I spent much of the rest of my childhood living in army camps around the world, hearing the sound of reveille across the fields where the soldiers lived in barracks, and drifting off to sleep to the haunting strains of the Last Post.

Inevitably I joined the army, as did both my brothers, who saw service in Aden, Borneo, Germany, Cyprus, Northern Ireland and Gibraltar… and as my first child was born, my army husband was posted at twenty four hours notice to a sudden outbreak of warfare in Cyprus. I came out of the labour ward to find a telegram: “Gone to Cyprus”. So my daughter felt the effects of war as soon as she came into this world and didn’t meet her father until she was six months old. Later her father served in Hong Kong and Germany and Northern Ireland.

My grandchildren are the fifth generation and the first not to feel the effects of war. They‘re aware of violence – who could not be after the world-wide shock at the attacks on the World Trade Centre. But like other children of the West, they seem to see their future and their challenges differently. Unlike the children of Afghanistan, Syria, Iraq, my fortunate grandchildren have known only peace, and tucked away in the farthest corner of the globe, they have optimism. They do not see these days as stern ones, though the children in war-torn Middle East must do. They do not see the anxieties that older people agonise over, pollution, dwindling food supplies, over-population, melting ice-caps, ravaged oceans…

They see instead the solutions. One grandson, having gained a degree in philosophy, transferred his search for truth to science, and from first deciding to tackle world hunger by experimenting with growing food from the spores of mushrooms ( I’m sure I’ve hopelessly oversimplified that ) he’s now embarked on a project to discover new forms of anti-biotics, and combat disease.

The other youngsters all have a serene belief that science, and creative understanding will solve the problems that loom so large for older generations. They’re not worried! I find that’s magic. Is this because they live in this peaceful place in the Antipodes, or do all young people have this calm belief in the future?

A friend told us that she had always loudly proclaimed at home that it is selfish and self-indulgent to have a child and bring another soul into this troubled world.
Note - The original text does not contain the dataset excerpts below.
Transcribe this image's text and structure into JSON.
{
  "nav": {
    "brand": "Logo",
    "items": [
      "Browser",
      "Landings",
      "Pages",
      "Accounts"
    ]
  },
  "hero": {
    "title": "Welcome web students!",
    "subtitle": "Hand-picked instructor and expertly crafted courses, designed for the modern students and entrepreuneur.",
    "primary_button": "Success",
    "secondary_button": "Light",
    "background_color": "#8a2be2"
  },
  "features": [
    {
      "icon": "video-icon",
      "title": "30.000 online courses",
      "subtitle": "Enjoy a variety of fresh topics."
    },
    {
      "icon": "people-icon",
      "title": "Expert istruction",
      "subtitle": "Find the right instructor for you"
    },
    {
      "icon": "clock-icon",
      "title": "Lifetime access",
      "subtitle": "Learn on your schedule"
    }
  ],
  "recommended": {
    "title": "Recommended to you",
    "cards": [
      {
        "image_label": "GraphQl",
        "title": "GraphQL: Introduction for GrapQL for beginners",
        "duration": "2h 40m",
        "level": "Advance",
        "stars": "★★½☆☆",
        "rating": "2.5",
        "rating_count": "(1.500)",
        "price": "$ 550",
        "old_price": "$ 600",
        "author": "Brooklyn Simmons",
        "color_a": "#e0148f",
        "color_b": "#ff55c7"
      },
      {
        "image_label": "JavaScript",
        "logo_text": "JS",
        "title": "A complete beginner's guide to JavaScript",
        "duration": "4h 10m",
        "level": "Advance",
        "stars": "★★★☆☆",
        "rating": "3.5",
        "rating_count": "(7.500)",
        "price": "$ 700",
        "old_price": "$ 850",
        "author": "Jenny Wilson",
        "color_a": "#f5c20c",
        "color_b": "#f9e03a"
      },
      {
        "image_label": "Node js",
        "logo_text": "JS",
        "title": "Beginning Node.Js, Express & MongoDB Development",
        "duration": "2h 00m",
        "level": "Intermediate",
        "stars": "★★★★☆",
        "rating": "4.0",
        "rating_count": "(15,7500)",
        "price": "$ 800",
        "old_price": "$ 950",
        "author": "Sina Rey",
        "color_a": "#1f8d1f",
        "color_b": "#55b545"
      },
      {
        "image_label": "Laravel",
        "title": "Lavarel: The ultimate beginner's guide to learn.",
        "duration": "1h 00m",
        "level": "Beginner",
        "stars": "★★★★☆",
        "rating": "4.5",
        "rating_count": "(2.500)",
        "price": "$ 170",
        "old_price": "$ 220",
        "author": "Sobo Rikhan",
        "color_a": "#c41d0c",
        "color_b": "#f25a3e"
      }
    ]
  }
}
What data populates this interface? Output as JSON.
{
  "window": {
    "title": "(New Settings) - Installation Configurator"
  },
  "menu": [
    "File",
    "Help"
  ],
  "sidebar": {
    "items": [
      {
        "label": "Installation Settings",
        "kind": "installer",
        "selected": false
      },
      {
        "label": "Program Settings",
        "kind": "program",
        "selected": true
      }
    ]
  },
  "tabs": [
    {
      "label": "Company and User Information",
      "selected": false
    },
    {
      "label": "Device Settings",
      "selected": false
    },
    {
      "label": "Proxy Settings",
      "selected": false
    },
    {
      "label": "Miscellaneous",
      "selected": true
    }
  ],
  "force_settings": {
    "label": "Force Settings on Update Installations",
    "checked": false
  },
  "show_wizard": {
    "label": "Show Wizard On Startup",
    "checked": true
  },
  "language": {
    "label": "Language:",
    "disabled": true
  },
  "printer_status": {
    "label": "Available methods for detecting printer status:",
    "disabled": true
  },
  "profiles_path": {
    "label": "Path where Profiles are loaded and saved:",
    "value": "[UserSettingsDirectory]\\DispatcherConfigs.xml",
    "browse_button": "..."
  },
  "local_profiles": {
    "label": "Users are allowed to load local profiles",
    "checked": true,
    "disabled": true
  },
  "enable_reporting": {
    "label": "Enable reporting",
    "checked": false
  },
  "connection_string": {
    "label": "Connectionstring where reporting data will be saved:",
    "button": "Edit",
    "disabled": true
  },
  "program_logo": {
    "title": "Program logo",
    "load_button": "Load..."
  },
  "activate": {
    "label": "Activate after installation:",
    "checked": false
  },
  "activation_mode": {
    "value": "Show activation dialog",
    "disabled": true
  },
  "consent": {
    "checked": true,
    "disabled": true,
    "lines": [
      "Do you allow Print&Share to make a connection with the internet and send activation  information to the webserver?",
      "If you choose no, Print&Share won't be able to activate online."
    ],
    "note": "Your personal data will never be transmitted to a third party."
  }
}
She told us with great joy, that her fifteen year old grandson said he didn’t agree. “Life is a gift” this wonderful boy told her. Hearing that wisdom was a gift to us oldies.

Hearing that made me feel too, we can all rest easy. Young people know where they’re going, and know what they can do. Though we hear of mayhem and misery every day, if we oldies step back from it, avoid reading the stuff that make us sad (young people don’t seem to read newspapers! ), we can remember to be as positive and imaginative as that young generation.
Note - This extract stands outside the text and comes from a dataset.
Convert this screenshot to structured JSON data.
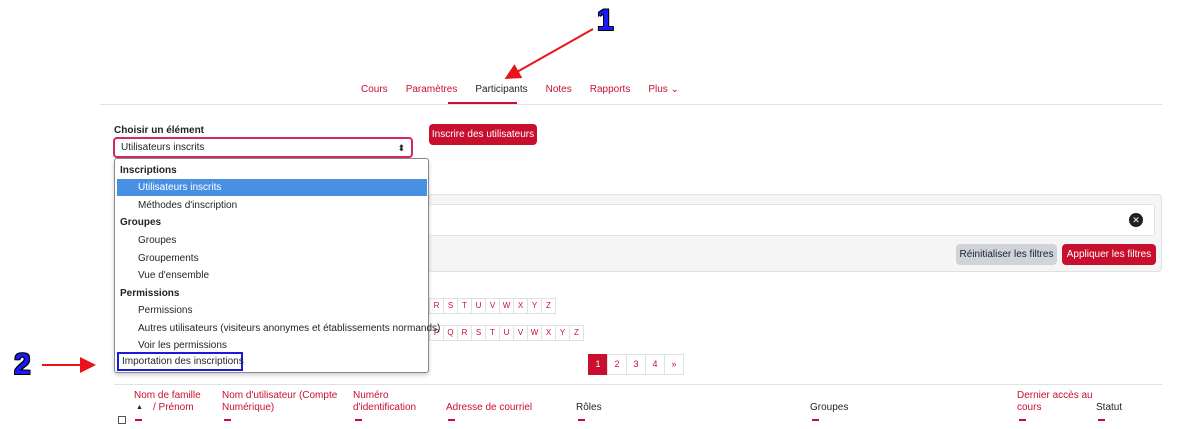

And maybe too, to bowdlerise Churchill’s words – these are the greatest days our world has ever lived, when consciousness takes the leap into other dimensions of unity and peace. Christopher Fry wrote that: “Affairs are now soul size,” and that we are ready to:” take the longest stride of soul men ever took.”
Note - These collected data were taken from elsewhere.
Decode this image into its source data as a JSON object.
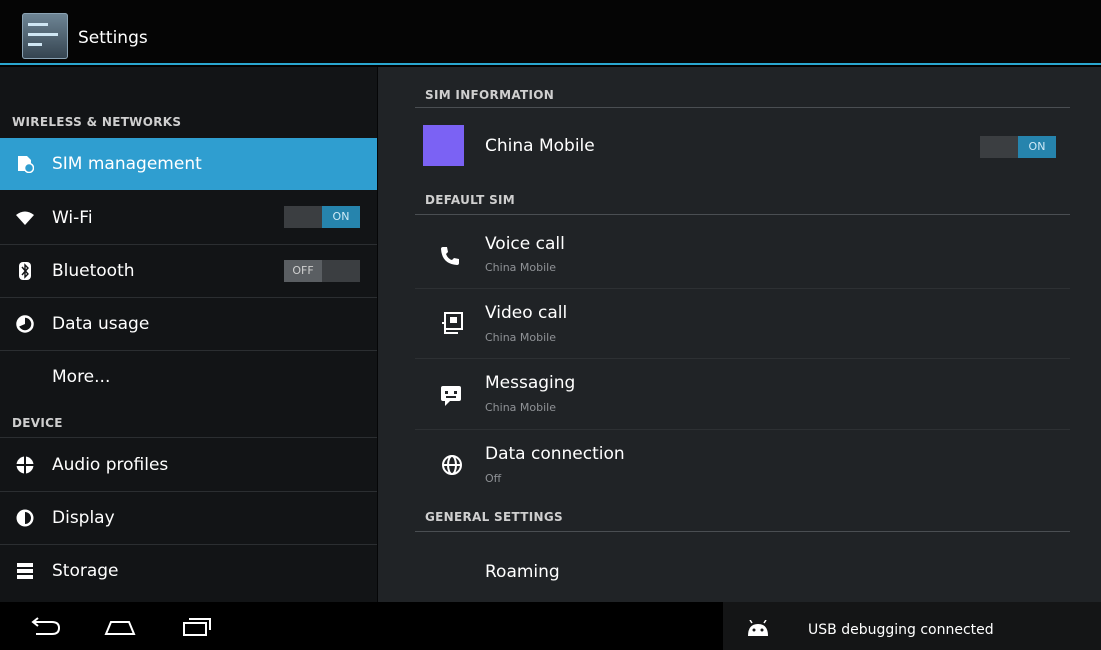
{
  "app": {
    "title": "Settings"
  },
  "left": {
    "sections": {
      "wireless": "WIRELESS & NETWORKS",
      "device": "DEVICE"
    },
    "items": [
      {
        "label": "SIM management",
        "icon": "sim-card-icon",
        "selected": true
      },
      {
        "label": "Wi-Fi",
        "icon": "wifi-icon",
        "toggle": "ON"
      },
      {
        "label": "Bluetooth",
        "icon": "bluetooth-icon",
        "toggle": "OFF"
      },
      {
        "label": "Data usage",
        "icon": "data-usage-icon"
      },
      {
        "label": "More..."
      },
      {
        "label": "Audio profiles",
        "icon": "audio-profiles-icon"
      },
      {
        "label": "Display",
        "icon": "display-icon"
      },
      {
        "label": "Storage",
        "icon": "storage-icon"
      }
    ]
  },
  "right": {
    "sim_information": {
      "header": "SIM INFORMATION",
      "carrier": "China Mobile",
      "toggle": "ON",
      "sim_color": "#7b62f4"
    },
    "default_sim": {
      "header": "DEFAULT SIM",
      "items": [
        {
          "title": "Voice call",
          "subtitle": "China Mobile",
          "icon": "phone-icon"
        },
        {
          "title": "Video call",
          "subtitle": "China Mobile",
          "icon": "video-call-icon"
        },
        {
          "title": "Messaging",
          "subtitle": "China Mobile",
          "icon": "messaging-icon"
        },
        {
          "title": "Data connection",
          "subtitle": "Off",
          "icon": "globe-icon"
        }
      ]
    },
    "general_settings": {
      "header": "GENERAL SETTINGS",
      "items": [
        {
          "title": "Roaming"
        }
      ]
    }
  },
  "navbar": {
    "status": "USB debugging connected"
  },
  "colors": {
    "accent": "#2f9ed0",
    "toggle_on": "#2684ad"
  }
}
This is what we can feel in the hearts of this generation that does not want war and dissension –  the domain of the grey tired thinking of politicians of old. Young people want peace and hope and they deserve it as they face the new challenges that baffle older people. “Young people”, as a friend once wrote in Latin, in a card to me, “are the hope and salvation of the world”. And they need all our loving support and belief in them, as they take that long stride of soul into a future we oldies cannot even imagine.

Food for threadbare gourmets
I had some dainty ham sandwiches left over from a little gathering. Rather than waste them I had them for supper. I whipped up an egg with salt and pepper and a soupcon of milk, and poured it onto a plate. I dipped the sandwiches in on both sides, and the egg mixture glued them together. Fried in a little butter, they were delicious. And no waste!

Food for thought
Close your eyes and you will see the truth,
Be still and you will move forward on the tide of the spirit,
Be gentle and you will need no strength,
Be patient and you will achieve all things,
Be humble and you will remain entire.